Amira Elghawaby nommée par le gouvernement Trudeau représentante spéciale du Canada chargée de la lutte contre l’islamophobie
En mars 2018, j’écrivais un article à propos du Comité permanent du patrimoine canadien qui a présenté à la Chambre des communes son rapport Agir contre le racisme systémique et la discrimination religieuse, y compris l’islamophobie, pour lequel il avait été mandaté en mars 2017, lors de l’adoption de la motion M-103 condamnant l’islamophobie.
Cette importante nomination d’Elghawaby n’est que le début de la mise en œuvre de ce rapport.
Regardez bien ce qui nous attend :
Quand les religions s’invitent à Ottawa (mars 2018)
Trois jours après les commémorations de l’attentat à la Grande mosquée de Québec, le Comité permanent du patrimoine canadien a présenté à la Chambre des communes son rapport Agir contre le racisme systémique et la discrimination religieuse, y compris l’islamophobie, pour lequel il avait été mandaté en mars 2017, lors de l’adoption de la motion M-103 condamnant l’islamophobie.
On a fait grand bruit à propos de l’instauration d’une Journée nationale contre l’islamophobie alors que ce rapport est pratiquement passé sous le radar. Nous aurions pourtant intérêt à y accorder la plus grande attention.
Ce rapport contient au total 30 recommandations visant à mettre en œuvre un plan d’action national pour lutter contre le racisme systémique et la discrimination religieuse au niveau fédéral.
Il constitue à ce jour, le projet le plus vaste et le plus ambitieux jamais présenté à un gouvernement, un projet précis et rigoureux, aux ramifications multiples, un projet où l’on se sert de la religion pour imposer le multiculturalisme.
Faire de la religion une race
La première recommandation propose de mettre à jour l’actuel Plan d’action canadien contre le racisme et d’en élargir la portée, afin de l’étendre à la discrimination religieuse. Ainsi la lutte contre le racisme envers les Noirs et les Autochtones inclurait dorénavant les juifs, les catholiques, les évangéliques, les hindous, les sikhs et les musulmans.

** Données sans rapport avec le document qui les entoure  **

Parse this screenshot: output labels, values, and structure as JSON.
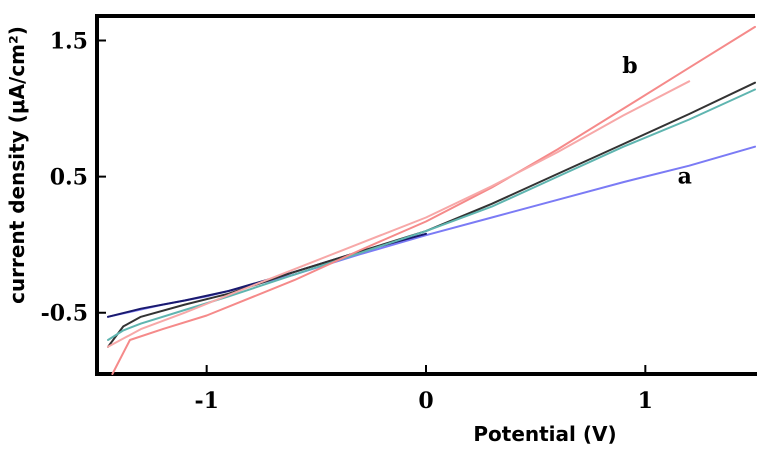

Même si nous savons qu’une religion n’est pas une race parce qu’on ne choisit pas notre race alors que l’on peut choisir notre religion, cette recommandation, en amalgamant race et religion, permet aux différents groupes religieux de détourner à leur avantage des programmes et des mesures proposés pour lutter contre le racisme. Comme opportunisme, on peut difficilement faire mieux!
Installer les religions au cœur du gouvernement central
La seconde recommandation serait à l’effet de créer une direction chargée de la réalisation de ce plan, au sein même du ministère du Patrimoine canadien.
Doit-on s’étonner que cette recommandation ait été proposée par le Conseil national des musulmans canadiens (CNMC), ceux-là même qui sont contre l’interdiction du niqab et contestent la loi 62 devant les tribunaux et qui demandent que le 29 janvier soit déclaré Journée nationale contre l’islamophobie ?
Une telle recommandation va permettre aux lobbys religieux les plus militants et les plus intégristes de franchir l’enceinte du Parlement, d’avoir accès à des moyens et à des ressources inespérés dans le but d’imposer leurs vues et leurs valeurs religieuses à l’ensemble des Canadiens et de profiter des leviers politiques nécessaires à la réalisation de leurs visées.
Ainsi concernant les politiques gouvernementales, il est proposé de concevoir un cadre d’évaluation antiraciste qui permettrait de prévoir et d’éliminer les préjugés inconscients dans les politiques, les programmes et les décisions proposés. Cela signifie que, sous couvert de lutte contre le racisme, on propose ici d’épurer les politiques fédérales actuelles pour les infléchir dans le sens d’une ouverture à la diversité religieuse.
Le dialogue interreligieux pour mieux faire de la politique
Les groupes religieux demandent que le gouvernement encourage, appuie et finance les initiatives entreprises partout au Canada pour amorcer un dialogue interreligieux. Ceci leur permettra de se constituer en groupes de pression auprès du gouvernement, de s’entendre sur des objectifs communs dans le but de faire valoir leurs intérêts et d’orienter les politiques fédérales.
Ces groupes demandent également de créer un mécanisme permettant d’échanger leurs pratiques exemplaires avec le gouvernement fédéral. En clair, d’avoir leur entrée au Parlement pour leur faciliter l’accès aux politiciens comme à ceux qui participent à l’élaboration des politiques. Sans surprise, ces recommandations sont portées par des groupes de chrétiens évangéliques qui ont l’habitude d’avoir leur entrée au Parlement.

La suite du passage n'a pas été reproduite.